This column finds that current monetary and fiscal policies are misplaced and are largely impotent. It is argued that greater coordination between monetary and fiscal policy could provide substantial policy synergies needed to stimulate economic growth without increasing public debt. Practical policy options are reviewed.
Current austerity and quantitative easing policies are proving ineffective in the new era of historically low interest rates, high public debt, deleveraging, credit and liquidity crises, and recession/depression.
Recovery is failing to take hold with sufficient force, and some countries are sliding deeper into depression. Deflationary tendencies remain strong and unemployment is entrenched.
Austerity
Many economies are entrapped in austerity straitjackets. While effective in certain circumstances – for example, when the economy is growing strongly or can rely on external growth – austerity fails to achieve its own objectives if applied during recession/depression. In such circumstances, austerity is counter-productive: fiscal revenues contract, budget deficits increase, and public debts are pushed upward. Austerity aggravates recession or depression. Aggregate demand and output are dragged down, unemployment rises, and where price rigidities prevail real incomes fall. Prosperity is denied, confidence collapses, and wealth is ruined.

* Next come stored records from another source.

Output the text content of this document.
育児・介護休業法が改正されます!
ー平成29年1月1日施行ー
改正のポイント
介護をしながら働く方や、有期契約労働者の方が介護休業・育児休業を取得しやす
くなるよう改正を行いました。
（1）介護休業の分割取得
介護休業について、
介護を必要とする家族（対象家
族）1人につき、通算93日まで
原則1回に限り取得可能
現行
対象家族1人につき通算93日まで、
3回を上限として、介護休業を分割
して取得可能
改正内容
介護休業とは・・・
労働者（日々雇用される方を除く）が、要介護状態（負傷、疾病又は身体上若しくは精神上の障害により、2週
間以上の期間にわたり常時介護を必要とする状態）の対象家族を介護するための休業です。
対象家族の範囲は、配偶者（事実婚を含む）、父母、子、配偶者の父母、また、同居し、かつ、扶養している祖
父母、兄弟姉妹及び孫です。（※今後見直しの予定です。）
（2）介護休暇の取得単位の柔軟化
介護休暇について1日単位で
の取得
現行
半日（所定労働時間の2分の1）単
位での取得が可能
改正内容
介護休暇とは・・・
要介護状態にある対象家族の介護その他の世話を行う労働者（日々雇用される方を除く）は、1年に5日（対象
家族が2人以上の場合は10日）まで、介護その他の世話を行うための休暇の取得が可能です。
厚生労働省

As Nouriel Roubini has recently pointed out, fiscal austerity policies have been excessively front-loaded in the periphery to seriously damaging effect. (See, ‘Crisis Revisited: Appropriate Fiscal Policy in the Aftermath,’ Roubini Global Economics, July 16, 2013).
Many European authorities still obstinately refuse to recognize the danger of crude austerity. As well, they fail to acknowledge that the austerity policies they believe might be rational for one country are not rational if all countries in the region undertake them simultaneously. In such circumstances, the magnitudes of national fiscal multipliers actually multiply.